Alright, Brian Haines made a crack at the end of the class, asking if I could have my notes posted before the show tonight, and I don't think he believes that I can, so here I am...
The title of this post is the name of a class/panel discussion I had the honor of attending. There were no handouts, so I took copius notes, as I knew the panel members (and some members of the audience) had VALUABLE information to share... the panelists were:
Denise Cahill from Cahill & Co.
Shaun Bryant from CAD/FM Consultants Ltd
Aaron Bukowitz from Avatech
Matt Davoren from CADD Microsystems
David Jordani from Jordani Consulting Group
and was mediated by Mark Evans from Autodesk BSD
Mark introduced the panelists and gave some background for each of them. They are very experienced; ranging from large to small projects.
The audience was a mix of backgrounds (space planners, engineers, in house facilities and software developers/service providers) and experiences (for-profit, institutions/not for profit, educational and government).
The first question was a good one... each panelist was asked to give their top two items, the two things they believe played vital parts in successful implementations. I've got 6 items here instead of 10 because everyone agreed on the same subjects.
1. Buy-in from all players (at least those who could affect things)
2. Breaking down/phasing implementation to manageable bites so you're not overwhelmed
3. Consistency (having trustworthy information)
4. Education and Training
5. Have goals and objectives laid out up front to prevent rework or unneccessary efforts
6. Resources (I believe this meant competent people in-house who could keep things going)

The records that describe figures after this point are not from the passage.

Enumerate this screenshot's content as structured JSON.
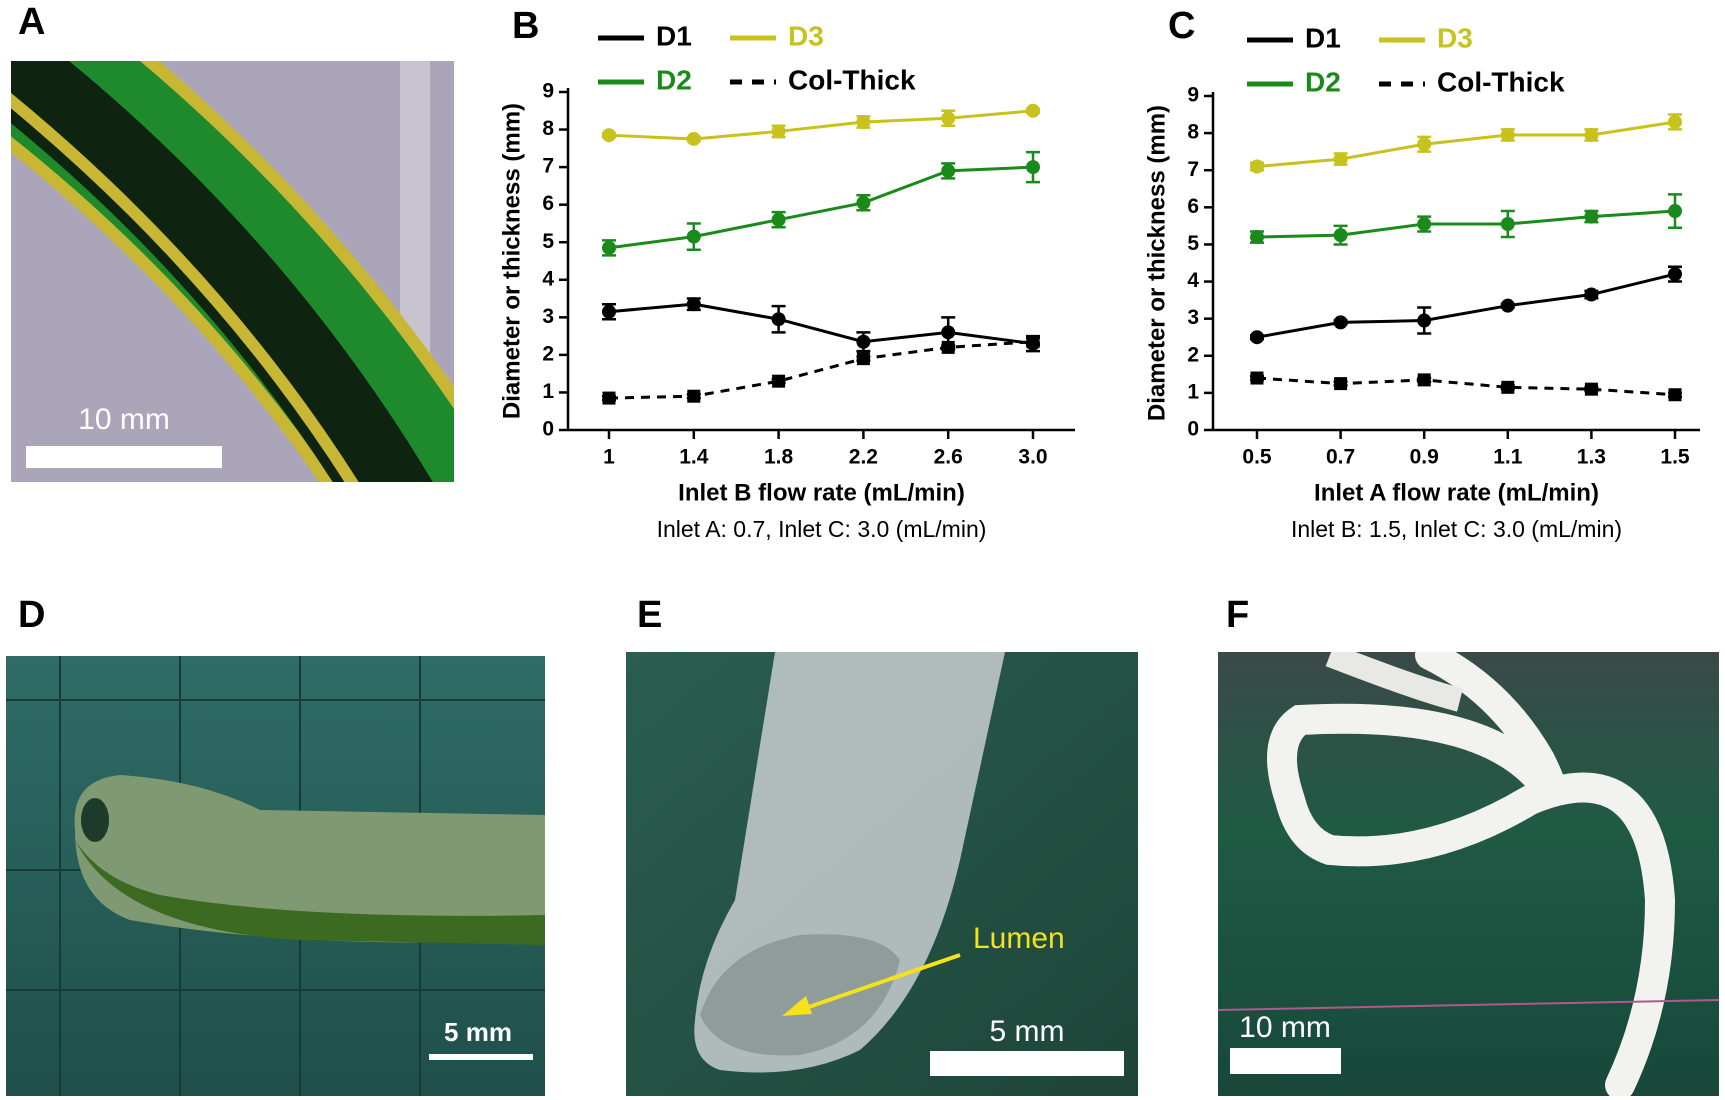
{
  "chart_data": [
    {
      "type": "line",
      "panel": "B",
      "xlabel": "Inlet B flow rate (mL/min)",
      "ylabel": "Diameter or thickness (mm)",
      "note": "Inlet A: 0.7, Inlet C: 3.0 (mL/min)",
      "categories": [
        "1",
        "1.4",
        "1.8",
        "2.2",
        "2.6",
        "3.0"
      ],
      "ylim": [
        0,
        9
      ],
      "yticks": [
        0,
        1,
        2,
        3,
        4,
        5,
        6,
        7,
        8,
        9
      ],
      "series": [
        {
          "name": "D1",
          "color": "#000000",
          "values": [
            3.15,
            3.35,
            2.95,
            2.35,
            2.6,
            2.3
          ],
          "errors": [
            0.2,
            0.15,
            0.35,
            0.25,
            0.4,
            0.2
          ],
          "dashed": false,
          "marker": "circle"
        },
        {
          "name": "D2",
          "color": "#1a8a1a",
          "values": [
            4.85,
            5.15,
            5.6,
            6.05,
            6.9,
            7.0
          ],
          "errors": [
            0.2,
            0.35,
            0.2,
            0.2,
            0.2,
            0.4
          ],
          "dashed": false,
          "marker": "circle"
        },
        {
          "name": "D3",
          "color": "#c8c21e",
          "values": [
            7.85,
            7.75,
            7.95,
            8.2,
            8.3,
            8.5
          ],
          "errors": [
            0.05,
            0.05,
            0.15,
            0.15,
            0.2,
            0.05
          ],
          "dashed": false,
          "marker": "circle"
        },
        {
          "name": "Col-Thick",
          "color": "#000000",
          "values": [
            0.85,
            0.9,
            1.3,
            1.9,
            2.2,
            2.35
          ],
          "errors": [
            0.05,
            0.05,
            0.05,
            0.05,
            0.05,
            0.1
          ],
          "dashed": true,
          "marker": "square"
        }
      ]
    },
    {
      "type": "line",
      "panel": "C",
      "xlabel": "Inlet A flow rate (mL/min)",
      "ylabel": "Diameter or thickness (mm)",
      "note": "Inlet B: 1.5, Inlet C: 3.0 (mL/min)",
      "categories": [
        "0.5",
        "0.7",
        "0.9",
        "1.1",
        "1.3",
        "1.5"
      ],
      "ylim": [
        0,
        9
      ],
      "yticks": [
        0,
        1,
        2,
        3,
        4,
        5,
        6,
        7,
        8,
        9
      ],
      "series": [
        {
          "name": "D1",
          "color": "#000000",
          "values": [
            2.5,
            2.9,
            2.95,
            3.35,
            3.65,
            4.2
          ],
          "errors": [
            0.05,
            0.05,
            0.35,
            0.05,
            0.1,
            0.2
          ],
          "dashed": false,
          "marker": "circle"
        },
        {
          "name": "D2",
          "color": "#1a8a1a",
          "values": [
            5.2,
            5.25,
            5.55,
            5.55,
            5.75,
            5.9
          ],
          "errors": [
            0.15,
            0.25,
            0.2,
            0.35,
            0.15,
            0.45
          ],
          "dashed": false,
          "marker": "circle"
        },
        {
          "name": "D3",
          "color": "#c8c21e",
          "values": [
            7.1,
            7.3,
            7.7,
            7.95,
            7.95,
            8.3
          ],
          "errors": [
            0.1,
            0.15,
            0.2,
            0.15,
            0.15,
            0.2
          ],
          "dashed": false,
          "marker": "circle"
        },
        {
          "name": "Col-Thick",
          "color": "#000000",
          "values": [
            1.4,
            1.25,
            1.35,
            1.15,
            1.1,
            0.95
          ],
          "errors": [
            0.05,
            0.05,
            0.05,
            0.05,
            0.05,
            0.05
          ],
          "dashed": true,
          "marker": "square"
        }
      ]
    }
  ],
  "photos": [
    {
      "panel": "A",
      "scale_bar": "10 mm"
    },
    {
      "panel": "D",
      "scale_bar": "5 mm"
    },
    {
      "panel": "E",
      "scale_bar": "5 mm",
      "annotation": "Lumen"
    },
    {
      "panel": "F",
      "scale_bar": "10 mm"
    }
  ]
}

"software, implementation, upkeep" <- key points
I haven't credited the originators of the previous or following answers and I apologize, but, things moved fast enough that would have been difficult to keep up with the conversation, and I had a really small piece of paper on which to take notes.
First Step is defining your final needs
New technologies are a mental catalyst for employees
You don't know what you don't know (see previous statement)
Manage expectations to avoid unreasonable disappointments
Make the CAFM System central to your processes to avoid forgetting about it or taking it for granted
Add 'Data Management' (upkeep) to someone's job description
The software is only 20% of the success factor, the rest is processes and implementers
Keep up with training
There needs to be someone in-house with the skillset to manage the system and take personal responsibility/ownership once it is set up
Quantify the benefits (roi? continuing justification for participation/compliance?)
CAFM is undergoing a change in awareness these days. People are realizing how important proper management of an operating facility is. Years ago, noone talked about CAD Standards... it wasn't needed, files weren't being shared, consistency/continuity worked differently before.
Some steps to implementation:
Discovery/data gathering/cleanup/a pilot/implementation/training/turnover
How long might discovery take? A couple/few weeks to go onsite and interview/assess resources, hammer down goals/expectations/deliver proposal
Ah, yes... there were two perspectives present at the talk...
the CAFM consultants... referring to the deep and mysterious processes of implementation... and the 'starry-eyed technologist point of view' (Steve Segarra's words, but, I liked them) that sees nothing but good things with the current resources.
The most important thing is to discuss things with your peers... your questions are not going to be unique, don't reinvent the wheel.
This year at AU, there were 11 FM specific courses with a 71% signup increase over last year. More than 500 individuals registered for the various courses (which I'll speak more about when I've got more time to write).
I've heard through the grapevine ~shifty eyes~ that if there are enough good course proposals, that next year there could be a full Facilities Management Track (16 courses). I've got my fingers crossed.
There ya go, Brian, that's what you get for challenging me. ;)
Edit: I have edited this post since I got home, adding the photo the panelists were kind enough to pose for prior to the class session, as well as hyperlinks to assist readers in finding out more about the consultants who shared the preceding information.
I really did enjoy the company of all of the FM people that I met throughout the week. Not only were they experienced and brilliant, but, they were also all really nice. I'm still young, I'm always curious, and I'm sure I ask stupid questions sometimes, but, someone (whether Autodesk employee or fellow FM'ers), was always kind enough to share their thoughts with me. I also note that we just had A LOT of fun throughout the week. We're all excited about what we do and where we see our industry going, and it's fantastic to get a chance to hang out with like-minded individuals.
My public thanks to everyone I met this past week, you made my Autodesk University experience this year SO valuable and personally enjoyable.